- Duas mulheres de Santo Tirso foram libertadas pelo Tribunal de Penafiel, após quase de um ano e meio em prisão preventiva, acusadas de burlas acima de 275 mil euros.
- O tribunal considerou provado que ofereceram serviços de bruxaria a troco de dinheiro, mas não houve crime de burla, porque as vítimas acreditavam nos poderes e recorreram voluntariamente aos serviços.
- O processo envolveu sete arguidos; embora 22 crimes de burla tenham sido absolvidos, Maria Alice ficou condenada a quatro anos e oito meses de prisão, com pena suspensa, por furto e coação, e Libânia foi condenada a uma multa de 1.200 euros por furto.
- As vítimas nunca apresentaram queixa de burla; o processo foi iniciado pela denúncia do filho de uma idosa que utilizou os serviços das mulheres.
- A GNR recebeu as primeiras denúncias em 2022, indicando que as duas mulheres percorriam o Norte do país, sobretudo em feiras e cemitérios, oferecendo curas espirituais.
Duas mulheres de Santo Tirso foram libertadas pelo Tribunal de Penafiel, onde estavam a ser julgadas por alegadas burlas que somavam cerca de 275 mil euros. A libertação ocorreu após o tribunal concluir que, embora as arguidas oferecessem serviços de bruxaria, não ficou provado que houvesse burlas. A informação é do Correio da Manhã.

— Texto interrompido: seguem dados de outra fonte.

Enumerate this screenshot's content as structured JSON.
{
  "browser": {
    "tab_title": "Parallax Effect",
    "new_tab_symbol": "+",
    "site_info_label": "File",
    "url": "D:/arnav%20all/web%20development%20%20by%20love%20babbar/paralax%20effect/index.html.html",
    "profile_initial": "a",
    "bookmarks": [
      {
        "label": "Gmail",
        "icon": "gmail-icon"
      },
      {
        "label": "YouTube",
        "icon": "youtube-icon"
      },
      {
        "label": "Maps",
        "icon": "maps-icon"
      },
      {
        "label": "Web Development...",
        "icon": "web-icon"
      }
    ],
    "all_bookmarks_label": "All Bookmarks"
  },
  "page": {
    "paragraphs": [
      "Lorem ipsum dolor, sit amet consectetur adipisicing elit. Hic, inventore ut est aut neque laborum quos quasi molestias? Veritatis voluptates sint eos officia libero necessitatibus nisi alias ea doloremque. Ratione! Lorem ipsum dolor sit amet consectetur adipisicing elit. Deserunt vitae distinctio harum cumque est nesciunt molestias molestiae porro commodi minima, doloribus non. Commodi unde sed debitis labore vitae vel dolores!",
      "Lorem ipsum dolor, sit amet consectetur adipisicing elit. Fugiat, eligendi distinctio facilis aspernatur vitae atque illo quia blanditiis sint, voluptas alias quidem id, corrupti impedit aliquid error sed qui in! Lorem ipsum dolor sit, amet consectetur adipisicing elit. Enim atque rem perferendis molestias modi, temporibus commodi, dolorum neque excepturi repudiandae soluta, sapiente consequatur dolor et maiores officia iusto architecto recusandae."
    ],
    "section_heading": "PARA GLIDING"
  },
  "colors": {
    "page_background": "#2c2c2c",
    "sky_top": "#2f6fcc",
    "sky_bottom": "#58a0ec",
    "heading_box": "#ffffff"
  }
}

O tribunal entendeu que as vítimas acreditavam nos poderes sobrenaturais e procuraram voluntariamente as curas oferecidas. Não houve demonstração de persuasão ou engano por parte das arguidas, nem de criação de falsos medos para obter dinheiro ou bens.
No processo, participavam sete arguidos. Embora tenham sido absolvidos dos 22 crimes de burla, Maria Alice foi condenada a quatro anos e oito meses de prisão, com pena suspensa, por três crimes de furto e por coação. Libânia foi condenada ao pagamento de uma multa de 1200 euros por furto.
Processo e inquérito
Segundo o Correio da Manhã, as alegadas vítimas nunca apresentaram queixa por burla; o caso teve início com a denúncia do filho de uma idosa que recorreu aos serviços das mulheres. A GNR recebeu as primeiras denúncias em 2022, quando se apurou que as mulheres percorreram várias zonas do Norte a oferecer curas espirituais.
As abordagens ocorreram principalmente em feiras e cemitérios, onde pediam esmola antes de oferecer as curas para o mau-olhado e doenças. A defesa de Maria Alice, representada pela advogada Luísa Macanjo, manifestou satisfação com a absolvição dos crimes de burla.